因果律の使徒として産み出され、魂の簒奪を主目的とする彼らは、あだむ達の基準で言えばオボロと同格の存在。
ここまで、六階層でそれぞれ現れたユーサーパー達を倒すのに、数万いたダークコボルドたちはその数を半減させていた。
息子と娘の数多の死を嘆き悲しむカラドボルグと『闇』は後方、65層に設置したベースキャンプの防衛との名目で下げている。
それは、あだむのわずかばかりの慈悲だった。
あだむが、片手に斧を握りしめてとんっと跳ねる。
ユーサーパーから避難するダークコボルド達を飛び越えるために。
眼下を、戦列を維持したまま後退するダークコボルド達をみてあだむは呟く。
「不思議なものだね。僕たちの存在なんて、本当にたまたま、クロコの企みと偉大なるお方の気まぐれで産み出されたものなのに」
眼前に迫るユーサーパーへと、渾身の一撃を放つあだむ。
このユーサーパーは、人型をしていた。
こんなダンジョンの奥深くで、無数のダークコボルド達を殺戮していたのが信じられないぐらいに、普通の姿だ。
スーツにメガネ。そしてビジネスバッグを片手に下げている。
あだむの渾身の斧の一撃もユーサーパーの掲げたビジネスバッグで受け止められてしまう。
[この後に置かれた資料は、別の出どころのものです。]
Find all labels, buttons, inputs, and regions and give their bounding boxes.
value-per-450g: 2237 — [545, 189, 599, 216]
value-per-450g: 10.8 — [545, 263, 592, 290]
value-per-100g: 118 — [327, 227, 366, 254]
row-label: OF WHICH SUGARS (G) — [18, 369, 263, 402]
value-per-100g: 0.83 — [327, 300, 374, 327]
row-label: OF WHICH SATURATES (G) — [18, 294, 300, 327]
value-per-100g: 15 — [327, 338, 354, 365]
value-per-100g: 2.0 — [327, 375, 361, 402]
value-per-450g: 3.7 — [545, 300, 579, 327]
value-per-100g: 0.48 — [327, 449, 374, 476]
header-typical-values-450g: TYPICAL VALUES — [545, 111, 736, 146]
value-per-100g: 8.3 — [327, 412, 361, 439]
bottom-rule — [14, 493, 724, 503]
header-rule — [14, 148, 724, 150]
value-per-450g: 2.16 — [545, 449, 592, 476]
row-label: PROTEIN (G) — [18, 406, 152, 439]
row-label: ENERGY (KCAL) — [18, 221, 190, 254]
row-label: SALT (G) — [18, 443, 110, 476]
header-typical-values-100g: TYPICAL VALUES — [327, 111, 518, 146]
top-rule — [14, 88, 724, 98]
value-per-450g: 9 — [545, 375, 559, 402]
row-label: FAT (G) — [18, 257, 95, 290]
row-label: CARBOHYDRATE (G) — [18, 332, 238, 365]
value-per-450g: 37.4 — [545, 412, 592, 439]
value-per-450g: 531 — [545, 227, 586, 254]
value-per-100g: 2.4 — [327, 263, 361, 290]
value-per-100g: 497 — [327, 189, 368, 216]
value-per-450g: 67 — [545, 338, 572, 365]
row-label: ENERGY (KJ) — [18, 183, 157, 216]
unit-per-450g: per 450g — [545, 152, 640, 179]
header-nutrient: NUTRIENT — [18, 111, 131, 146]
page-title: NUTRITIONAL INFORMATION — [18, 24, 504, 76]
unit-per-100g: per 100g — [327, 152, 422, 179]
「その身につけているもの一式も、祝福されし武具みたいだね」
斧とビジネスバッグでつばぜり合いをしながら告げられたあだむの軽口に、ビジネスマンの姿をしたユーサーパーは無言だ。
ただ、一歩前に踏み込みながら反対の腕を振るい、あだむの顔面目掛けて拳を叩き込んでくる。
その拳に向かって自ら額を叩きつけるように首を動かすあだむ。
ダンジョンの中で、まるで大型トラック同士がぶつかったかのような衝撃音が響く。
後方へ撥ね飛ばされたあだむが、四肢を縮めてくるくると空中で回転すると、両足で地面に降り立つ。
「これはなかなか骨が折れそうだね……」
首をぽきっとならすと、口調とは裏腹にどこか楽しそうにあだむは再びユーサーパーへと襲いかかるのだった。